Awareness allows patients to adjust their behaviour to current life situations instead of repeating maladaptive routines.
Deals with buried emotions.
Free association. (PA)
Clients verbally report feelings, thoughts or images that enter awareness, without censorship.
Freud believes it gives clues to unconscious mind that provides info on important themes of issues
Dream interpretation (PA)
Dreams express impulses, fantasies, wishes that are kept hidden in the unconscious
Transference (PA)
When the client responds irrationally to the analyst as if they were an important figure from the clients past. Either neg or positive.
Interpretation (PA)
A subtle statement made by the therapist that is intended to provide the client with insight into their behaviour. Needs to be about info near the clients current awareness. Before the therapy can be ended the client must arrive at insights and translate them into behaviour changes
Negatives of PA
Expensive and time consuming. Clients seen 5 times a week for 5 years.
Psychodynamic therapies
Similar to PA but use a more focused method to make process less expensive and time consuming. Conservation takes place instead of free association. Goal is to help client deal with specific life problem instead of rebuilding personality. May involve teaching the client interpersonal and emotion control skills.
Interpersonal therapy
Focuses on the clients current relationships with important people in their life. 15-20 sessions required. Goals are to resolve things like marital conflict, adjusting to loss, correcting problems with social skills to make it easier for the client to maintain a successful relationship. Links current relationship issues with issues from the past. Effective for depression
Humanistic Psychotherapies
Believe humans are capable of consciously controlling their actions and taking responsibility for their choices and behaviour.

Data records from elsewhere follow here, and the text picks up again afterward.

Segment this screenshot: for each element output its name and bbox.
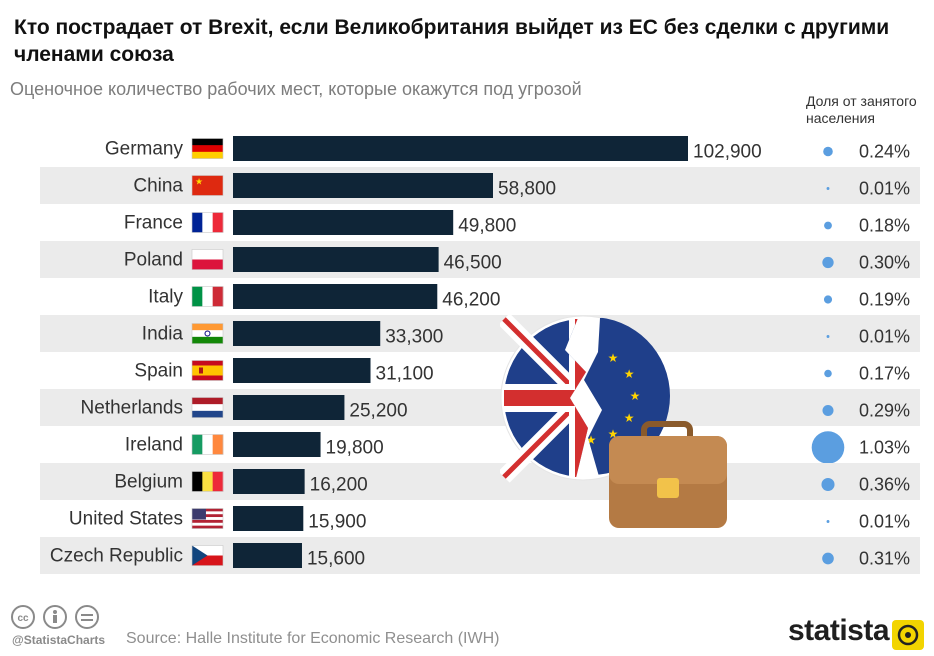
- category-label: Italy: [148, 287, 183, 308]
- share-label: 0.01%: [859, 512, 910, 532]
- category-label: China: [133, 176, 183, 197]
- bar: [233, 247, 439, 272]
- category-label: Germany: [105, 139, 184, 160]
- row-stripe: [40, 389, 920, 426]
- value-label: 15,900: [308, 512, 366, 533]
- share-column-header: Доля от занятого населения: [806, 93, 917, 126]
- share-label: 0.17%: [859, 364, 910, 384]
- flag-france-icon: [191, 212, 224, 233]
- value-label: 19,800: [326, 438, 384, 459]
- bar: [233, 358, 371, 383]
- share-label: 0.19%: [859, 290, 910, 310]
- chart-subtitle: Оценочное количество рабочих мест, котор…: [10, 79, 582, 99]
- category-label: France: [124, 213, 183, 234]
- bar: [233, 543, 302, 568]
- category-label: Spain: [134, 361, 183, 382]
- svg-text:★: ★: [624, 367, 635, 381]
- share-bubble: [824, 369, 832, 378]
- category-label: United States: [69, 509, 183, 530]
- value-label: 25,200: [349, 401, 407, 422]
- category-label: Poland: [124, 250, 183, 271]
- flag-ireland-icon: [191, 434, 224, 455]
- svg-text:★: ★: [608, 351, 619, 365]
- svg-text:★: ★: [624, 411, 635, 425]
- row-stripe: [40, 537, 920, 574]
- flag-czech-republic-icon: [191, 545, 224, 566]
- svg-text:★: ★: [195, 178, 203, 188]
- share-label: 0.18%: [859, 216, 910, 236]
- share-bubble: [826, 335, 830, 338]
- value-label: 58,800: [498, 179, 556, 200]
- value-label: 46,500: [444, 253, 502, 274]
- source-note: Source: Halle Institute for Economic Res…: [126, 630, 500, 647]
- bar: [233, 210, 454, 235]
- share-bubble: [826, 187, 830, 190]
- category-label: Belgium: [114, 472, 183, 493]
- bar: [233, 173, 493, 198]
- flag-india-icon: [191, 323, 224, 344]
- share-label: 0.29%: [859, 401, 910, 421]
- value-label: 31,100: [376, 364, 434, 385]
- value-label: 33,300: [385, 327, 443, 348]
- category-label: Netherlands: [81, 398, 183, 419]
- flag-spain-icon: [191, 360, 224, 381]
- value-label: 46,200: [442, 290, 500, 311]
- value-label: 49,800: [458, 216, 516, 237]
- share-bubble: [822, 256, 834, 269]
- svg-text:★: ★: [608, 427, 619, 441]
- share-bubble: [822, 404, 834, 417]
- share-label: 0.36%: [859, 475, 910, 495]
- share-label: 0.01%: [859, 327, 910, 347]
- bar: [233, 284, 438, 309]
- bar: [233, 136, 688, 161]
- share-bubble: [826, 520, 830, 523]
- bar: [233, 395, 345, 420]
- row-stripe: [40, 463, 920, 500]
- brexit-briefcase-illustration: ★★★★★★★★★★★★: [500, 313, 727, 528]
- share-label: 1.03%: [859, 438, 910, 458]
- flag-italy-icon: [191, 286, 224, 307]
- share-label: 0.31%: [859, 549, 910, 569]
- row-stripe: [40, 241, 920, 278]
- bar: [233, 469, 305, 494]
- svg-text:★: ★: [586, 433, 597, 447]
- share-bubble: [823, 146, 833, 157]
- flag-china-icon: ★: [191, 175, 224, 196]
- flag-belgium-icon: [191, 471, 224, 492]
- brand-logo[interactable]: statista: [788, 614, 890, 647]
- bar-chart: Germany 102,900 0.24% China ★ 58,800 0.01% Fran…: [40, 136, 920, 574]
- value-label: 16,200: [310, 475, 368, 496]
- share-bubble: [823, 295, 833, 304]
- category-label: Ireland: [125, 435, 183, 456]
- flag-netherlands-icon: [191, 397, 224, 418]
- category-label: Czech Republic: [50, 546, 183, 567]
- footer-handle: @StatistaCharts: [12, 633, 106, 647]
- value-label: 102,900: [693, 142, 762, 163]
- category-label: India: [142, 324, 184, 345]
- share-bubble: [824, 221, 832, 230]
- chart-title: Кто пострадает от Brexit, если Великобри…: [14, 16, 890, 66]
- statista-logo-icon: [892, 620, 924, 650]
- bar: [233, 432, 321, 457]
- share-label: 0.30%: [859, 253, 910, 273]
- bar: [233, 321, 381, 346]
- flag-united-states-icon: [191, 508, 224, 529]
- value-label: 15,600: [307, 549, 365, 570]
- share-bubble: [811, 431, 845, 464]
- svg-text:cc: cc: [17, 613, 29, 624]
- bar: [233, 506, 304, 531]
- creative-commons-icons: cc: [10, 604, 106, 635]
- share-label: 0.01%: [859, 179, 910, 199]
- svg-text:★: ★: [630, 389, 641, 403]
- share-bubble: [822, 552, 834, 565]
- share-label: 0.24%: [859, 142, 910, 162]
- flag-poland-icon: [191, 249, 224, 270]
- share-bubble: [821, 477, 835, 492]
- flag-germany-icon: [191, 138, 224, 159]
- row-stripe: [40, 315, 920, 352]
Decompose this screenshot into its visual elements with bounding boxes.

Inner resource for self healing and personal growth and disordered behaviour reflects a blocking of natural growth processes because of distorted perceptions, lack of awareness and neg self image.
Goal is to create an environment for self exploration and remove barriers from neg childhood experiences.
Client Centered Therapy (humanistic)
Developed by Carl Rodgers.
Believes in self exploration, personal growth, importance of the relationship between client and therapist.
Unconditional positive regard, empathy, and genuineness.
Client feels accepted and free to grow. Show increased self awareness, self acceptance, self reliance, and improved life functioning.
Gestalt Therapy (humanistic)
Bringing difficulties into immediate awareness so client can be whole again.
Carried out in groups, very dynamic and confrontational.
Aims to help people get in touch with their inner selves.
Can involve role play-evokes powerful feeling and makes client aware of unresolved issue that affect their lives.
Cognitive therapies
Help clients discover and chance the cognition a that underlie their problems. Do not emphasise unconscious psychodynamic processes.
Ellis’s rational emotive therapy (cognitive)
Albert Ellis believed irrational thought was the cause of self defeating emotions.
A- activating event that triggers the emotion.
B- belief system that underlies the way in which a person appraises the event.
C- emotional and behavioural consequences of that appraisal
D- disputing (challenging) belief system that is key to maladaptive behaviour.
Clients given homework to analyse and change self statements.
Learn and practice cognitive coping responses
Beck’s Cognitive Therapy (cognitive)
Goal is to point out errors in thinking and logic that underlie emotional disturbances and help clients identify their thought patterns.
Helps clients realise their thoughts, not their situation causes maladaptive emotional reactions.
Applied in depression, anxiety, compulsive disorders and personality disorders. Useful for depression when combined with drugs.
Behaviour therapies
Belief that inner dynamics are unimportant and problem behaviours can be unlearned by applying principles of classical conditioning, operant conditioning and modelling.
Classical conditioning
Procedures that have been used to reduce anxiety responses and condition aversive emotional responses to a stimuli.